Lelaki Pertama dalam Hidup

Siapa lelaki pertama yang menjadi idola dalam hidupmu? Lelaki yang bisa kamu nyatakan sebagai sosok yang kamu kejar, inginnya bisa menjadi seperti dia. Lelaki yang menjadi sosok pertama untuk tetap merasa kuat bertahan di kehidupan. Lelaki yang akan selalu mengisi ruang hati, dengan tempat paling istimewa.

Buatku dia adalah ayah.

Mungkin aku hanyalah satu dari banyak orang yang agak sulit untuk menceritakan tentang ayah. Bukan karena aku tidak menyukainya, melainkan karena belum ada momen yang membuatku bisa menceritakan tentang sosoknya. Namun, berkas-berkas ingatan yang aku miliki tentang dirinya adalah apa yang membentukku menjadi seperti sekarang.

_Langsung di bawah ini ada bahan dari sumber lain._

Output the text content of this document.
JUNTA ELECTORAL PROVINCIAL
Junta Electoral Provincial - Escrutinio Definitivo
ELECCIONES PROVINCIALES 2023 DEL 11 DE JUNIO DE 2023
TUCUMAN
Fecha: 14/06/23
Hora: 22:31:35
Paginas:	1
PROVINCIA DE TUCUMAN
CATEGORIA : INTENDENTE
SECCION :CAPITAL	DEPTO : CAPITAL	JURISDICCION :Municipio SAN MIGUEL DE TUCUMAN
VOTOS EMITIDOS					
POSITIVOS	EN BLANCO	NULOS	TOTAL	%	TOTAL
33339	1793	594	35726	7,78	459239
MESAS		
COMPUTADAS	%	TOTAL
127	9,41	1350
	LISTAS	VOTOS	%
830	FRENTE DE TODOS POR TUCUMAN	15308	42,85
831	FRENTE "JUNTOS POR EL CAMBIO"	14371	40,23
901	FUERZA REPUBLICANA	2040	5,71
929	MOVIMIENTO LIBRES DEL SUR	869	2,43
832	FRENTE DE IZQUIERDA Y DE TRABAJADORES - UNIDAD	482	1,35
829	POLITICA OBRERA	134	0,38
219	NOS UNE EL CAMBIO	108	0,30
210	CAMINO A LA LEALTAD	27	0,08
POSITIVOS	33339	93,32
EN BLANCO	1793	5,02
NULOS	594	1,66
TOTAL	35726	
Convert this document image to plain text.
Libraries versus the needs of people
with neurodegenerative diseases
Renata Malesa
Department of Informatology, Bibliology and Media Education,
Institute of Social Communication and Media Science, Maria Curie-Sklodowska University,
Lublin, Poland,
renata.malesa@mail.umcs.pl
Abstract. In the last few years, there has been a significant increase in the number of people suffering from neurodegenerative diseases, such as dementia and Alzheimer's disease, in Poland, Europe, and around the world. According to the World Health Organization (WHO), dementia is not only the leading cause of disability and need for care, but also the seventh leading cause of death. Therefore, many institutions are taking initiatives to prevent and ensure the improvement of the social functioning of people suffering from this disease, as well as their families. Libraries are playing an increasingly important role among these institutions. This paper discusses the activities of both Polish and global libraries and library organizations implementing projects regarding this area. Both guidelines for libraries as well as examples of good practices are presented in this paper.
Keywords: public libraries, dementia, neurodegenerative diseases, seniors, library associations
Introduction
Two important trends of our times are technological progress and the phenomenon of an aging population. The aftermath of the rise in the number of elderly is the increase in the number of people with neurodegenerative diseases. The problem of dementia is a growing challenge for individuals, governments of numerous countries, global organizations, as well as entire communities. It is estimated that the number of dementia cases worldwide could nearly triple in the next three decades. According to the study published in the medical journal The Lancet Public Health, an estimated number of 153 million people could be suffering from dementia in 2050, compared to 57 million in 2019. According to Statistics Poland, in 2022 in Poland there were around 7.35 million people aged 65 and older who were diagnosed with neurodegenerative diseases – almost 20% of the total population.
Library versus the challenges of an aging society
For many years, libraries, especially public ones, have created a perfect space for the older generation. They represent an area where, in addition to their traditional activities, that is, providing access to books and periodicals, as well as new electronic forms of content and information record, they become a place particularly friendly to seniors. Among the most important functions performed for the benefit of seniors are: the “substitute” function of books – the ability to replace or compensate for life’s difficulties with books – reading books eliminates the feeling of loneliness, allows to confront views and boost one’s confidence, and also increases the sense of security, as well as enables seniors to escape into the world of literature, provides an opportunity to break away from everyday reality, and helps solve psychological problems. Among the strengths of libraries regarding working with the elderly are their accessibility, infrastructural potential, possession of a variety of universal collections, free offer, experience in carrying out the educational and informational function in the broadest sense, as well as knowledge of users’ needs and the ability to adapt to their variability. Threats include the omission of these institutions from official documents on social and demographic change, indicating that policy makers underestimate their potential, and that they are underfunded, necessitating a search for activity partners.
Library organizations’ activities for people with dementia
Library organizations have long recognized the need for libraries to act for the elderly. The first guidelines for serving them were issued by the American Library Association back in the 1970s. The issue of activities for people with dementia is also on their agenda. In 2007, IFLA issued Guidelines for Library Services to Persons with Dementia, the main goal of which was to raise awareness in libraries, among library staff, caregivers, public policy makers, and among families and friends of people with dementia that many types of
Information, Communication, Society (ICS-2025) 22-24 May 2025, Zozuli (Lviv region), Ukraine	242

Dari ayah aku belajar kesabaran. Dari ayah aku belajar tentang makna toleransi sesungguhnya. Darinya aku belajar bahwa Allah itu Mahabaik kepada siapa pun. Dari ayah, aku belajar apa pun yang bisa aku pelajari. Baik yang ia ajarkan langsung, hasil pengamatanku, serta hasil pembelajaranku dari kehidupannya.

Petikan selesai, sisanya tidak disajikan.